Israeli-based security company Oligo has uncovered multiple vulnerabilities in TorchServe, the tool used to serve PyTorch models, that could allow an attacker to run arbitrary code on vulnerable systems. The vulnerabilities have been promptly fixed in TorchServe version 0.82.
The hottest name in AI frameworks today is PyTorch, which has completely dominated ML research and is gaining ground in private companies’ AI efforts. That’s why it shocked our researchers to discover that – with no authentication whatsoever – we could remotely execute code with high privileges, using new critical vulnerabilities in PyTorch open-source model servers (TorchServe).
Dubbed ShellTorch, the vulnerability affects thousands of vulnerable TorchServe instances that are publicly exposed, say Idan Levcovich, Guy Kaplan, and Gal Elbaz, security researchers with Oligo. Many of the affected systems belongs to several Fortune 500 companies.
Oligo researchers discovered three distinct vulnerabilities. The first one, CVE-2023-43654, is present since version 0.1.0 and is caused by TorchServe default configuration lacking proper input validation, specifically on domain names where models can be downloaded from. By exploiting this behaviour, an attacker is able to load a malicious model of their choice from any URL, which will result in the execution of arbitrary code.
The second vulnerability, CVE-2022-1471] is related to an insecure YAML dependency used in TorchServe. In particular, when a PyTorch model is loaded, it can deserialize a YAML configuration file using SnakeYAML. In combination with the first, this vulnerability allows an attacker to inject an arbitrary YAML file to trigger an unsafe deserialization attack in SnakeYAML resulting in arbitrary code execution.
The third vulnerability affects TorchServe management console. Since it is bound to all IP addresses and not just the loop back interface, as the documentation suggests, the console is accessible to external requests.
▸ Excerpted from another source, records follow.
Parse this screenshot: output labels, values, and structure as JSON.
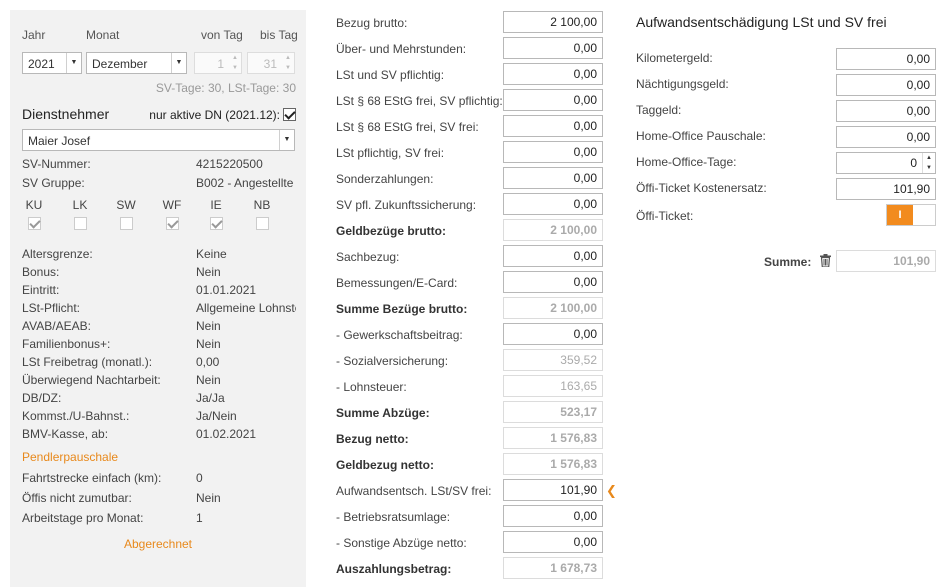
{
  "left": {
    "labels": {
      "jahr": "Jahr",
      "monat": "Monat",
      "von_tag": "von Tag",
      "bis_tag": "bis Tag"
    },
    "jahr_value": "2021",
    "monat_value": "Dezember",
    "von_tag_value": "1",
    "bis_tag_value": "31",
    "tage_info": "SV-Tage: 30,  LSt-Tage: 30",
    "dn_title": "Dienstnehmer",
    "dn_active_label": "nur aktive DN (2021.12):",
    "dn_active_checked": true,
    "dn_value": "Maier Josef",
    "sv_nummer_label": "SV-Nummer:",
    "sv_nummer_value": "4215220500",
    "sv_gruppe_label": "SV Gruppe:",
    "sv_gruppe_value": "B002 - Angestellte",
    "flags": [
      {
        "label": "KU",
        "checked": true
      },
      {
        "label": "LK",
        "checked": false
      },
      {
        "label": "SW",
        "checked": false
      },
      {
        "label": "WF",
        "checked": true
      },
      {
        "label": "IE",
        "checked": true
      },
      {
        "label": "NB",
        "checked": false
      }
    ],
    "details": [
      {
        "label": "Altersgrenze:",
        "value": "Keine"
      },
      {
        "label": "Bonus:",
        "value": "Nein"
      },
      {
        "label": "Eintritt:",
        "value": "01.01.2021"
      },
      {
        "label": "LSt-Pflicht:",
        "value": "Allgemeine Lohnsteuer"
      },
      {
        "label": "AVAB/AEAB:",
        "value": "Nein"
      },
      {
        "label": "Familienbonus+:",
        "value": "Nein"
      },
      {
        "label": "LSt Freibetrag (monatl.):",
        "value": "0,00"
      },
      {
        "label": "Überwiegend Nachtarbeit:",
        "value": "Nein"
      },
      {
        "label": "DB/DZ:",
        "value": "Ja/Ja"
      },
      {
        "label": "Kommst./U-Bahnst.:",
        "value": "Ja/Nein"
      },
      {
        "label": "BMV-Kasse, ab:",
        "value": "01.02.2021"
      }
    ],
    "pendler_title": "Pendlerpauschale",
    "pendler": [
      {
        "label": "Fahrtstrecke einfach (km):",
        "value": "0"
      },
      {
        "label": "Öffis nicht zumutbar:",
        "value": "Nein"
      },
      {
        "label": "Arbeitstage pro Monat:",
        "value": "1"
      }
    ],
    "status": "Abgerechnet"
  },
  "middle": {
    "rows": [
      {
        "label": "Bezug brutto:",
        "value": "2 100,00",
        "bold": false,
        "readonly": false
      },
      {
        "label": "Über- und Mehrstunden:",
        "value": "0,00",
        "bold": false,
        "readonly": false
      },
      {
        "label": "LSt und SV pflichtig:",
        "value": "0,00",
        "bold": false,
        "readonly": false
      },
      {
        "label": "LSt § 68 EStG frei, SV pflichtig:",
        "value": "0,00",
        "bold": false,
        "readonly": false
      },
      {
        "label": "LSt § 68 EStG frei, SV frei:",
        "value": "0,00",
        "bold": false,
        "readonly": false
      },
      {
        "label": "LSt pflichtig, SV frei:",
        "value": "0,00",
        "bold": false,
        "readonly": false
      },
      {
        "label": "Sonderzahlungen:",
        "value": "0,00",
        "bold": false,
        "readonly": false
      },
      {
        "label": "SV pfl. Zukunftssicherung:",
        "value": "0,00",
        "bold": false,
        "readonly": false
      },
      {
        "label": "Geldbezüge brutto:",
        "value": "2 100,00",
        "bold": true,
        "readonly": true
      },
      {
        "label": "Sachbezug:",
        "value": "0,00",
        "bold": false,
        "readonly": false
      },
      {
        "label": "Bemessungen/E-Card:",
        "value": "0,00",
        "bold": false,
        "readonly": false
      },
      {
        "label": "Summe Bezüge brutto:",
        "value": "2 100,00",
        "bold": true,
        "readonly": true
      },
      {
        "label": "- Gewerkschaftsbeitrag:",
        "value": "0,00",
        "bold": false,
        "readonly": false
      },
      {
        "label": "- Sozialversicherung:",
        "value": "359,52",
        "bold": false,
        "readonly": true
      },
      {
        "label": "- Lohnsteuer:",
        "value": "163,65",
        "bold": false,
        "readonly": true
      },
      {
        "label": "Summe Abzüge:",
        "value": "523,17",
        "bold": true,
        "readonly": true
      },
      {
        "label": "Bezug netto:",
        "value": "1 576,83",
        "bold": true,
        "readonly": true
      },
      {
        "label": "Geldbezug netto:",
        "value": "1 576,83",
        "bold": true,
        "readonly": true
      },
      {
        "label": "Aufwandsentsch. LSt/SV frei:",
        "value": "101,90",
        "bold": false,
        "readonly": false
      },
      {
        "label": "- Betriebsratsumlage:",
        "value": "0,00",
        "bold": false,
        "readonly": false
      },
      {
        "label": "- Sonstige Abzüge netto:",
        "value": "0,00",
        "bold": false,
        "readonly": false
      },
      {
        "label": "Auszahlungsbetrag:",
        "value": "1 678,73",
        "bold": true,
        "readonly": true
      }
    ]
  },
  "right": {
    "title": "Aufwandsentschädigung LSt und SV frei",
    "rows": [
      {
        "label": "Kilometergeld:",
        "value": "0,00"
      },
      {
        "label": "Nächtigungsgeld:",
        "value": "0,00"
      },
      {
        "label": "Taggeld:",
        "value": "0,00"
      },
      {
        "label": "Home-Office Pauschale:",
        "value": "0,00"
      },
      {
        "label": "Home-Office-Tage:",
        "value": "0"
      },
      {
        "label": "Öffi-Ticket Kostenersatz:",
        "value": "101,90"
      }
    ],
    "oeffi_ticket_label": "Öffi-Ticket:",
    "oeffi_ticket_toggle": "I",
    "summe_label": "Summe:",
    "summe_value": "101,90"
  },
  "colors": {
    "accent": "#f28b1e",
    "panel_bg": "#f2f2f2"
  }
}
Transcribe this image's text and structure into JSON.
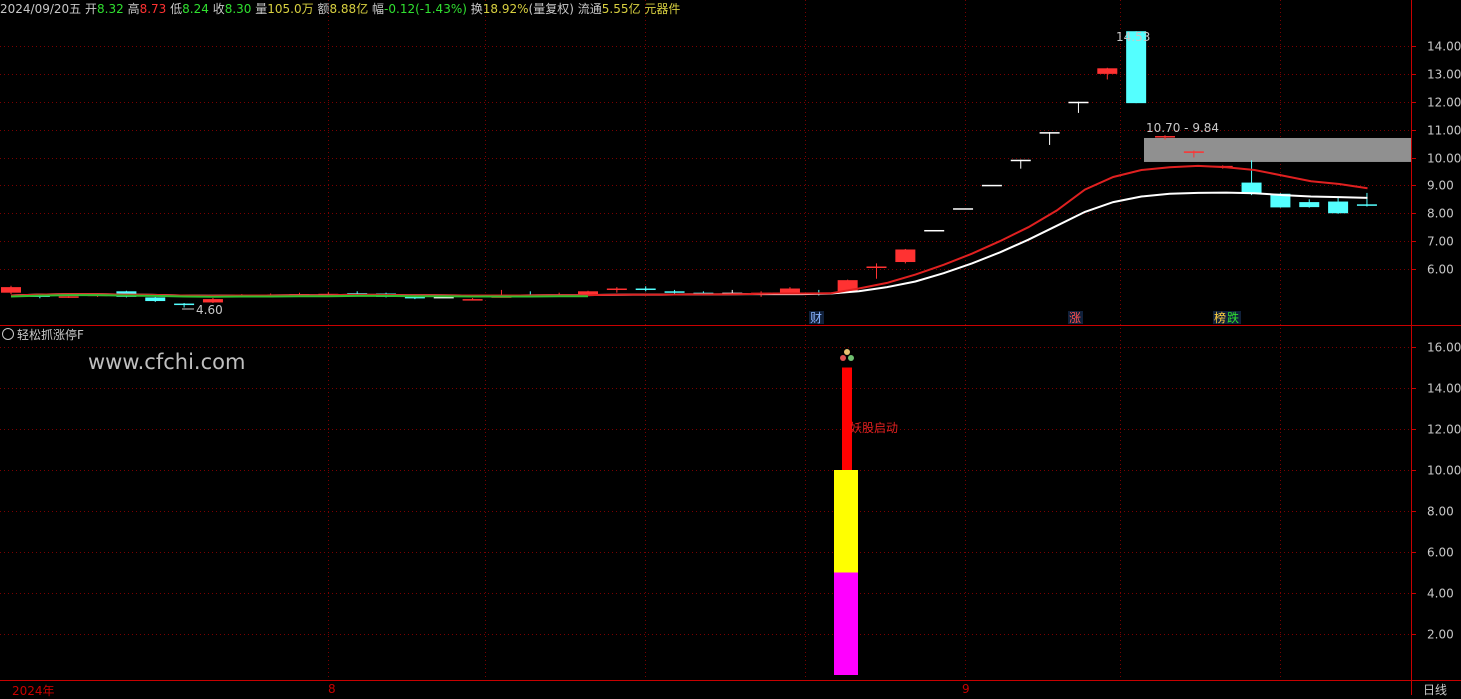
{
  "header": {
    "date": "2024/09/20五",
    "open_label": "开",
    "open_value": "8.32",
    "high_label": "高",
    "high_value": "8.73",
    "low_label": "低",
    "low_value": "8.24",
    "close_label": "收",
    "close_value": "8.30",
    "volume_label": "量",
    "volume_value": "105.0万",
    "amount_label": "额",
    "amount_value": "8.88亿",
    "change_label": "幅",
    "change_value": "-0.12(-1.43%)",
    "turnover_label": "换",
    "turnover_value": "18.92%",
    "adjust": "(量复权)",
    "float_label": "流通",
    "float_value": "5.55亿",
    "sector": "元器件"
  },
  "colors": {
    "up": "#ff3232",
    "down": "#54ffff",
    "flat": "#ffffff",
    "grid": "#7a0000",
    "axis": "#c80000",
    "ma_fast": "#e02020",
    "ma_slow": "#ffffff",
    "zone": "#909090",
    "bar_red": "#ff0000",
    "bar_yellow": "#ffff00",
    "bar_magenta": "#ff00ff",
    "label_yellow": "#d8d040",
    "label_green": "#30e030",
    "label_red": "#ff3232"
  },
  "indicator": {
    "title": "轻松抓涨停F",
    "watermark": "www.cfchi.com",
    "signal_text": "妖股启动",
    "signal_icon": "signal-icon"
  },
  "markers": {
    "fin": "财",
    "zhang": "涨",
    "bang": "榜",
    "die": "跌"
  },
  "x_axis": {
    "year": "2024年",
    "aug": "8",
    "sep": "9",
    "period": "日线"
  },
  "chart_data": [
    {
      "type": "candlestick",
      "title": "",
      "ylim": [
        4.0,
        15.0
      ],
      "y_ticks": [
        "14.00",
        "13.00",
        "12.00",
        "11.00",
        "10.00",
        "9.00",
        "8.00",
        "7.00",
        "6.00"
      ],
      "annotations": {
        "high_label": "14.53",
        "low_label": "4.60",
        "zone_label": "10.70 - 9.84",
        "zone_range": [
          9.84,
          10.7
        ]
      },
      "candles": [
        [
          5.15,
          5.35,
          5.4,
          5.1
        ],
        [
          5.05,
          5.0,
          5.1,
          4.95
        ],
        [
          5.0,
          5.02,
          5.08,
          4.96
        ],
        [
          5.05,
          5.08,
          5.12,
          5.0
        ],
        [
          5.2,
          5.0,
          5.22,
          4.98
        ],
        [
          4.98,
          4.85,
          5.0,
          4.82
        ],
        [
          4.76,
          4.74,
          4.78,
          4.62
        ],
        [
          4.8,
          4.92,
          4.96,
          4.78
        ],
        [
          5.05,
          5.06,
          5.1,
          5.0
        ],
        [
          5.05,
          5.07,
          5.12,
          5.02
        ],
        [
          5.08,
          5.1,
          5.15,
          5.05
        ],
        [
          5.1,
          5.11,
          5.18,
          5.08
        ],
        [
          5.13,
          5.12,
          5.2,
          5.08
        ],
        [
          5.12,
          5.0,
          5.15,
          4.98
        ],
        [
          5.0,
          4.98,
          5.05,
          4.92
        ],
        [
          5.0,
          5.0,
          5.05,
          4.96
        ],
        [
          4.9,
          4.92,
          4.96,
          4.88
        ],
        [
          5.0,
          5.02,
          5.25,
          4.98
        ],
        [
          5.05,
          5.04,
          5.2,
          5.0
        ],
        [
          5.05,
          5.06,
          5.15,
          5.0
        ],
        [
          5.1,
          5.2,
          5.22,
          5.08
        ],
        [
          5.25,
          5.3,
          5.35,
          5.15
        ],
        [
          5.3,
          5.28,
          5.38,
          5.2
        ],
        [
          5.2,
          5.18,
          5.25,
          5.12
        ],
        [
          5.15,
          5.12,
          5.2,
          5.1
        ],
        [
          5.15,
          5.15,
          5.25,
          5.08
        ],
        [
          5.1,
          5.15,
          5.2,
          5.0
        ],
        [
          5.15,
          5.3,
          5.35,
          5.1
        ],
        [
          5.15,
          5.12,
          5.25,
          5.05
        ],
        [
          5.2,
          5.6,
          5.62,
          5.15
        ],
        [
          6.05,
          6.09,
          6.2,
          5.65
        ],
        [
          6.25,
          6.7,
          6.72,
          6.2
        ],
        [
          7.4,
          7.4,
          7.4,
          7.4
        ],
        [
          8.18,
          8.18,
          8.18,
          8.18
        ],
        [
          9.02,
          9.02,
          9.02,
          9.02
        ],
        [
          9.92,
          9.92,
          9.92,
          9.6
        ],
        [
          10.91,
          10.91,
          10.91,
          10.45
        ],
        [
          12.0,
          12.0,
          12.0,
          11.6
        ],
        [
          13.0,
          13.2,
          13.22,
          12.8
        ],
        [
          14.53,
          11.95,
          14.53,
          11.95
        ],
        [
          10.75,
          10.77,
          10.8,
          10.65
        ],
        [
          10.2,
          10.22,
          10.25,
          10.0
        ],
        [
          9.68,
          9.7,
          9.72,
          9.6
        ],
        [
          9.1,
          8.7,
          9.9,
          8.65
        ],
        [
          8.7,
          8.21,
          8.72,
          8.2
        ],
        [
          8.4,
          8.22,
          8.5,
          8.2
        ],
        [
          8.42,
          8.0,
          8.55,
          7.98
        ],
        [
          8.32,
          8.3,
          8.73,
          8.24
        ]
      ],
      "ma_fast": [
        5.05,
        5.08,
        5.1,
        5.1,
        5.08,
        5.07,
        5.05,
        5.04,
        5.05,
        5.05,
        5.06,
        5.06,
        5.07,
        5.07,
        5.06,
        5.06,
        5.05,
        5.05,
        5.05,
        5.06,
        5.06,
        5.07,
        5.08,
        5.08,
        5.09,
        5.09,
        5.1,
        5.12,
        5.12,
        5.13,
        5.3,
        5.5,
        5.8,
        6.15,
        6.55,
        7.0,
        7.5,
        8.1,
        8.85,
        9.3,
        9.55,
        9.65,
        9.7,
        9.65,
        9.55,
        9.35,
        9.15,
        9.05,
        8.9
      ],
      "ma_slow": [
        5.05,
        5.08,
        5.1,
        5.1,
        5.08,
        5.07,
        5.05,
        5.04,
        5.05,
        5.05,
        5.06,
        5.06,
        5.07,
        5.07,
        5.06,
        5.06,
        5.05,
        5.05,
        5.05,
        5.06,
        5.06,
        5.07,
        5.08,
        5.08,
        5.09,
        5.09,
        5.1,
        5.1,
        5.1,
        5.12,
        5.2,
        5.35,
        5.55,
        5.85,
        6.2,
        6.6,
        7.05,
        7.55,
        8.05,
        8.4,
        8.6,
        8.7,
        8.73,
        8.74,
        8.72,
        8.65,
        8.6,
        8.58,
        8.55
      ]
    },
    {
      "type": "bar",
      "title": "轻松抓涨停F",
      "ylim": [
        0,
        16
      ],
      "y_ticks": [
        "16.00",
        "14.00",
        "12.00",
        "10.00",
        "8.00",
        "6.00",
        "4.00",
        "2.00"
      ],
      "stacked_bar": {
        "segments": [
          {
            "from": 0,
            "to": 5,
            "color_key": "bar_magenta"
          },
          {
            "from": 5,
            "to": 10,
            "color_key": "bar_yellow"
          },
          {
            "from": 10,
            "to": 15,
            "color_key": "bar_red"
          }
        ]
      }
    }
  ]
}
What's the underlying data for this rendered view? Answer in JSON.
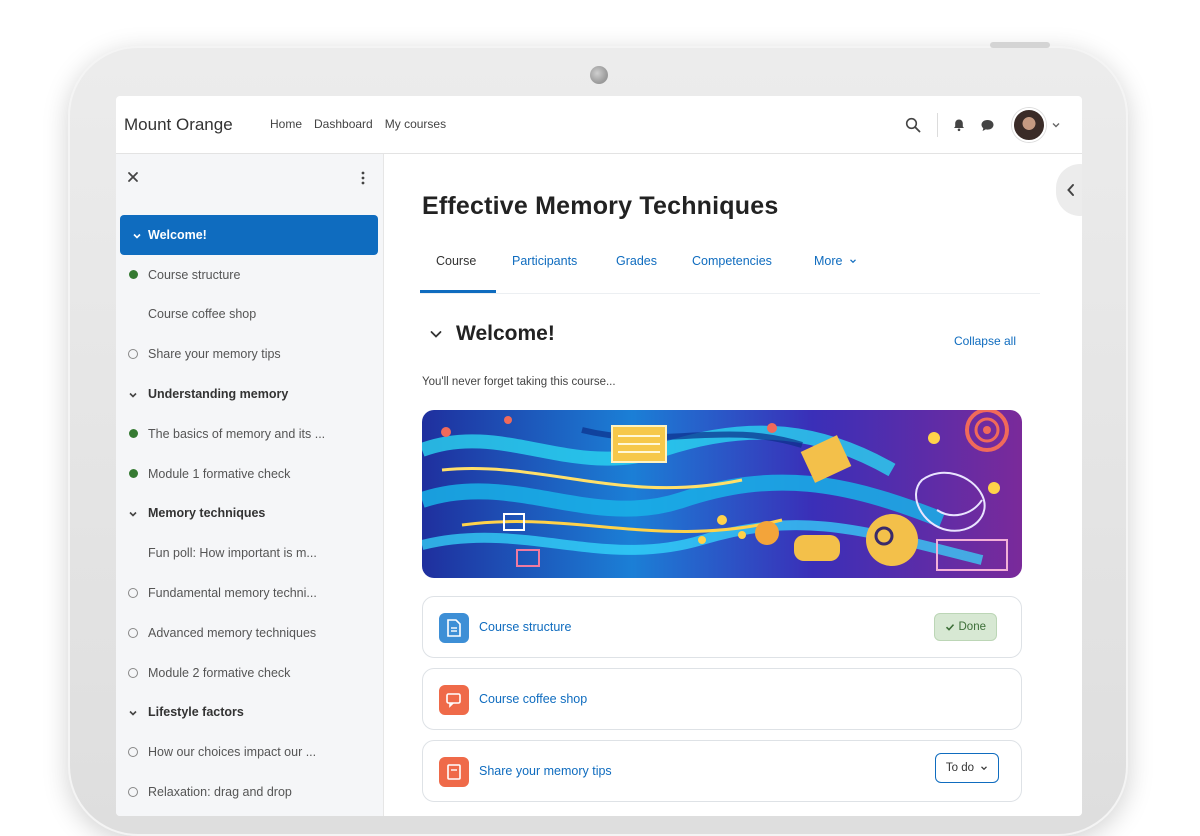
{
  "brand": "Mount Orange",
  "nav": {
    "links": [
      "Home",
      "Dashboard",
      "My courses"
    ]
  },
  "course_index": {
    "items": [
      {
        "label": "Welcome!",
        "kind": "section",
        "active": true,
        "state": ""
      },
      {
        "label": "Course structure",
        "kind": "activity",
        "state": "done"
      },
      {
        "label": "Course coffee shop",
        "kind": "activity",
        "state": "none"
      },
      {
        "label": "Share your memory tips",
        "kind": "activity",
        "state": "todo"
      },
      {
        "label": "Understanding memory",
        "kind": "section",
        "state": ""
      },
      {
        "label": "The basics of memory and its ...",
        "kind": "activity",
        "state": "done"
      },
      {
        "label": "Module 1 formative check",
        "kind": "activity",
        "state": "done"
      },
      {
        "label": "Memory techniques",
        "kind": "section",
        "state": ""
      },
      {
        "label": "Fun poll: How important is m...",
        "kind": "activity",
        "state": "none"
      },
      {
        "label": "Fundamental memory techni...",
        "kind": "activity",
        "state": "todo"
      },
      {
        "label": "Advanced memory techniques",
        "kind": "activity",
        "state": "todo"
      },
      {
        "label": "Module 2 formative check",
        "kind": "activity",
        "state": "todo"
      },
      {
        "label": "Lifestyle factors",
        "kind": "section",
        "state": ""
      },
      {
        "label": "How our choices impact our ...",
        "kind": "activity",
        "state": "todo"
      },
      {
        "label": "Relaxation: drag and drop",
        "kind": "activity",
        "state": "todo"
      }
    ]
  },
  "course": {
    "title": "Effective Memory Techniques",
    "tabs": [
      "Course",
      "Participants",
      "Grades",
      "Competencies",
      "More"
    ],
    "section_title": "Welcome!",
    "collapse_all": "Collapse all",
    "summary": "You'll never forget taking this course...",
    "activities": [
      {
        "name": "Course structure",
        "icon": "page-icon",
        "icon_color": "#3d8fd6",
        "status": "Done"
      },
      {
        "name": "Course coffee shop",
        "icon": "forum-icon",
        "icon_color": "#ef6a49",
        "status": ""
      },
      {
        "name": "Share your memory tips",
        "icon": "assignment-icon",
        "icon_color": "#ef6a49",
        "status": "To do"
      }
    ]
  },
  "colors": {
    "primary": "#0f6cbf",
    "done_bg": "#d7e8d3",
    "done_dot": "#357a32"
  }
}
Combined with the fact that TorchServe does not include authentication on its own, this implies anyone can actually access a default-configured TorchServe instance.
This combination of vulnerabilities allows us to remotely run code with high privileges without any authentication.
As Oligo's researchers explain, ShellTorch allows an attacker to reach the core of the AI infrastructure, thus gaining and leveraging TorchServe’s high privileges in order to view, modify, steal, and delete AI models.
As mentioned, TorchServe 0.8.2 fixed the three vulnerabilities described above and upgrading is the most straightforward way to safeguard your PyTorch deployment. Still, Oligo's researchers suggest PyTorch users to correctly configure the management console by setting management_address=http://127.0.0.1:8081 in config.properties to forbid external access to the management console. Likewise, users should restrict trusted domains by setting the allowed_urls properties in config.properties to a suitable value in order to restrict the domains which models can be downloaded from.